「ずっと好きだったんです」

「あー、うん、気持ちは嬉しいんだけど...ごめんね」


なんともテンプレートな告白を受けいつものように断る。教室へ戻ろうとすると、


「相変わらず厳しい優しさだな、比奈村」

「柳、いたのか」


校舎の影から、我等が参謀柳蓮二が姿を見せた。


「歩いていたら目に入ったものでな。これから教室へ戻るのだろう、一緒に行かないか」

「ん、行く。......」

「どうした?」

「なあ柳、」

「何だ」

「好きって、どういう事だ?」

「どういう...とは」

「俺さ、分からないんだよ。人を恋愛感情で好きになるって事が」

「...聴こう」

「ありがとう。
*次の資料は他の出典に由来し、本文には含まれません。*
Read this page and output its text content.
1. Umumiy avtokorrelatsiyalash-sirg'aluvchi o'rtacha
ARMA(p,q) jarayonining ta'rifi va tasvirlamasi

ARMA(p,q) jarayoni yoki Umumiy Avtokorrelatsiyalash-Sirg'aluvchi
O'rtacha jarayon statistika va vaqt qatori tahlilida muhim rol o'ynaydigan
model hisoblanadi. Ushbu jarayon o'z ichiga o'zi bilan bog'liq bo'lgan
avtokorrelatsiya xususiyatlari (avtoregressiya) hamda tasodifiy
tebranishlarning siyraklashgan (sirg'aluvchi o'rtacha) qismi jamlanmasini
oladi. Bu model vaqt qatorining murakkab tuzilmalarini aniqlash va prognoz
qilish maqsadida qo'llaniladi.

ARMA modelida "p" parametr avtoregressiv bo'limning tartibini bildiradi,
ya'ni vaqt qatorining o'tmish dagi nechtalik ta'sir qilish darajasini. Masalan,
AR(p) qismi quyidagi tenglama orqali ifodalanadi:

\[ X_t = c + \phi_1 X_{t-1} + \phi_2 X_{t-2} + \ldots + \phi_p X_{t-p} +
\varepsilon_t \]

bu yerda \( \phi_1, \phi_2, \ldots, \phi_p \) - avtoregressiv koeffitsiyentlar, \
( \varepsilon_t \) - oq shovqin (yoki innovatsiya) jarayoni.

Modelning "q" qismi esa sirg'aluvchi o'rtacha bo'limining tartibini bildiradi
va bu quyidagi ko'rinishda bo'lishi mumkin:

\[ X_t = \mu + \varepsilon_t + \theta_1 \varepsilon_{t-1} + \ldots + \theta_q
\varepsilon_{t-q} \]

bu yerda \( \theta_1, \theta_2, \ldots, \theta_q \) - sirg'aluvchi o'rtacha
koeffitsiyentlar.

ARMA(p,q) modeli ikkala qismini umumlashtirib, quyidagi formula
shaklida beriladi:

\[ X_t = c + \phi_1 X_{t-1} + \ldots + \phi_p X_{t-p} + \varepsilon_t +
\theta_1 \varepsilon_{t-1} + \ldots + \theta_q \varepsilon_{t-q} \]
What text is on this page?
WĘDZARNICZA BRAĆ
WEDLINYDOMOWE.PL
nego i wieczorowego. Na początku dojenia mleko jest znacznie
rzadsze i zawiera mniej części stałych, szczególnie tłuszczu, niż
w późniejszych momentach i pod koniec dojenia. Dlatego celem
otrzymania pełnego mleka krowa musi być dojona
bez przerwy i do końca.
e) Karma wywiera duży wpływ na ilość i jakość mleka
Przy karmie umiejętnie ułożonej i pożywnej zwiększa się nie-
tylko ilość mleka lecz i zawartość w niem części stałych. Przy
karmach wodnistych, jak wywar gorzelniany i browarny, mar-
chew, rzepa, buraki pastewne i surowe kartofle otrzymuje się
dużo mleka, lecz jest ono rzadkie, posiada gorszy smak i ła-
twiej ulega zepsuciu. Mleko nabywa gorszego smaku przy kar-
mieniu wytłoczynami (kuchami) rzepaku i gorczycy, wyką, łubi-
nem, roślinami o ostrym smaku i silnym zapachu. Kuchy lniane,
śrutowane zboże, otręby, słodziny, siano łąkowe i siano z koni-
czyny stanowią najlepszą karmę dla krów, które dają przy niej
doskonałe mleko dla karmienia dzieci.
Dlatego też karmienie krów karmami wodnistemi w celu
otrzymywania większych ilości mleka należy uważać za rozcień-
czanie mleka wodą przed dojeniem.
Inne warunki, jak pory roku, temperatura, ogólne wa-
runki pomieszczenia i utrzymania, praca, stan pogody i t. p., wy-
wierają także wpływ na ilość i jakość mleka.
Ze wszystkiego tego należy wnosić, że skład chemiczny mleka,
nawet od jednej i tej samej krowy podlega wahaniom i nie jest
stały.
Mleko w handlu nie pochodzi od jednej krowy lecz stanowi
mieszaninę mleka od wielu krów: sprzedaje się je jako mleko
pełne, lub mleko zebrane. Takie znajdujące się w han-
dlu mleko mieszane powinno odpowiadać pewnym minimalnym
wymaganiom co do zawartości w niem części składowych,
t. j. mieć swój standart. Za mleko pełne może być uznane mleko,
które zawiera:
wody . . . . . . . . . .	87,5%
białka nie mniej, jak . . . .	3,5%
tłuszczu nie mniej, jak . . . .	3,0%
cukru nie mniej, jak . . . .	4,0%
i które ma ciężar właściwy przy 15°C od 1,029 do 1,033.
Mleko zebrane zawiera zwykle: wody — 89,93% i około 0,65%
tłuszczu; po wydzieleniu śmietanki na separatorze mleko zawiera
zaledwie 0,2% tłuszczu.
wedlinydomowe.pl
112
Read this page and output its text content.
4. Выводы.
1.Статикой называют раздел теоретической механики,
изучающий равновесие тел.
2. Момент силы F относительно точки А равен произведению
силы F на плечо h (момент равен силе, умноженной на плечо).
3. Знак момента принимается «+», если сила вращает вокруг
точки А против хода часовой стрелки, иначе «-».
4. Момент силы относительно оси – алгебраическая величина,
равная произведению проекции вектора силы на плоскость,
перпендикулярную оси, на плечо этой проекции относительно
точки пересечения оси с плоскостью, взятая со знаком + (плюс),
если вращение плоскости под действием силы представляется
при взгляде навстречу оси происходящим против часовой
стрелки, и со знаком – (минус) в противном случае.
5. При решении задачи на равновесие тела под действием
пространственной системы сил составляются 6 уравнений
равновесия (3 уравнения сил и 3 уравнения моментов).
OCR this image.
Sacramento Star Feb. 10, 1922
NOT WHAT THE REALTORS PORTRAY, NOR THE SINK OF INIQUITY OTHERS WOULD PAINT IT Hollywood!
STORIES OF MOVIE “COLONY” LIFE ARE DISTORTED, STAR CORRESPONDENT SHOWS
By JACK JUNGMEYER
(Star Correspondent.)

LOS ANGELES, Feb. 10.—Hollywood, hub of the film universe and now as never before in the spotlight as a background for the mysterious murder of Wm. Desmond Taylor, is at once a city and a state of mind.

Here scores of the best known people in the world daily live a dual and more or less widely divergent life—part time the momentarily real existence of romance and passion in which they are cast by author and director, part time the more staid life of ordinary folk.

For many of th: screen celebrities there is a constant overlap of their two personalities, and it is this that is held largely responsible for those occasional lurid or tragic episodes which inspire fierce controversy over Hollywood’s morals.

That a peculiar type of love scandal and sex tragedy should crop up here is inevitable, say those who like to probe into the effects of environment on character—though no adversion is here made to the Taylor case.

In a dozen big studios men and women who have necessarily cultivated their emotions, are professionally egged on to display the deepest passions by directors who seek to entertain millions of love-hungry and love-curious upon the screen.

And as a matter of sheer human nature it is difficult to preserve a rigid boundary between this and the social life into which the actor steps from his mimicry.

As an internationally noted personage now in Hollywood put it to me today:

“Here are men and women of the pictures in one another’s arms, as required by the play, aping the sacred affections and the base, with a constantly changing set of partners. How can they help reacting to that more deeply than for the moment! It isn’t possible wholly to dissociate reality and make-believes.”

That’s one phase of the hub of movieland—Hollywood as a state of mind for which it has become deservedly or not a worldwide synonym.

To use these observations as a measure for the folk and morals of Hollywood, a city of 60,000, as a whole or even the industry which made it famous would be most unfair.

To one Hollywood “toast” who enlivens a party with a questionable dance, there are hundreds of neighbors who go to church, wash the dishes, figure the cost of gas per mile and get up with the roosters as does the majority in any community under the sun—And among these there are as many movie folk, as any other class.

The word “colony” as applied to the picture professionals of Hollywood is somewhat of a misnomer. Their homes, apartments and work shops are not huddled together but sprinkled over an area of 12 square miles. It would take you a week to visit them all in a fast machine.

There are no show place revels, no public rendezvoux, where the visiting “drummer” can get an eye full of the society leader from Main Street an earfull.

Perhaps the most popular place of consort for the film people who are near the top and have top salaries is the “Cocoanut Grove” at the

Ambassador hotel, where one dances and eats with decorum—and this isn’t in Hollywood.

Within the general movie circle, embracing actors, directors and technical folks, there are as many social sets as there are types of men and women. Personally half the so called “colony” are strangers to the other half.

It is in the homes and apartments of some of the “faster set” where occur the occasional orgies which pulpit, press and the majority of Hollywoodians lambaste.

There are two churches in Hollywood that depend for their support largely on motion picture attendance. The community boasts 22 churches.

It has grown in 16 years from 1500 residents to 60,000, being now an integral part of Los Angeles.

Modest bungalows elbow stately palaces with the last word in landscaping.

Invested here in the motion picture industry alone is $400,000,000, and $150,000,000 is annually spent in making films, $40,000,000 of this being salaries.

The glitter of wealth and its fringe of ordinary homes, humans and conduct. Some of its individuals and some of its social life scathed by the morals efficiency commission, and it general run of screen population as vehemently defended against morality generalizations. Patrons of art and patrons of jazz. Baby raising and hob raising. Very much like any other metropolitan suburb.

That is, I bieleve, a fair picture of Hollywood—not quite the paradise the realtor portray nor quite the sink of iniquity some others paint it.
...そりゃ、好みとか訊かれれば答えるけどさ。いざ好きになるっていうと、どんな感じか分からない。家族や友人とは違う、って理屈では分かってるけど、気持ちが分からない」

「ほう...」

「だから告白してきてくれる子の気持ちって、ありがとうとか言っときながら本当はよく分かってないんだ。振られた時の辛さとか、叶った時の嬉しさとか」

「...そうか」

「本当に、本当に分からないんだよ。何であの子振ったの、いい子だったのに、とか言われても困る。好きになれないから振ったんだ、おかしいか?好きな奴に同情で付き合ってもらって、嬉しいのか?なあ、柳は?柳は知ってるか?恋するとどんな感じだ?そいつを想うと胸が苦しくなるって、どんな感じだ?なあ、なあ、なあ、なあ...」

「      」


何かをぽつりと呟くと、比奈村の体を引き寄せ、力強く抱きしめた。


「んむ、」

「比奈村」


掠れたような声で呼ばれる名前。心臓が跳ねた。


「...比奈村」

「やな、ぎ?」

「俺は、お前に恋をしている」

「え、」

「好きだ」

「あの、柳、それ、」


突然の告白。何故この流れで、何故今。戸惑っていると、喉からくつくつと笑い声。


「...どうだ?」

「え?」

「今の抱擁だ。吊り橋効果を知っているな?今の動悸を恋と勘違いすれば、恋愛感情が分かるやもしれない」

「からかうな!」

「お前が訊いてきたんだろう」

「阿呆!」

「阿呆とはなんだ阿呆とは。人の親切心を」

「うるさい!」


ぶっきらぼうに突き放す。その行動からは赤く染まった顔も、彼の体を支配している動悸も、可笑しそうに笑う声は気づかない。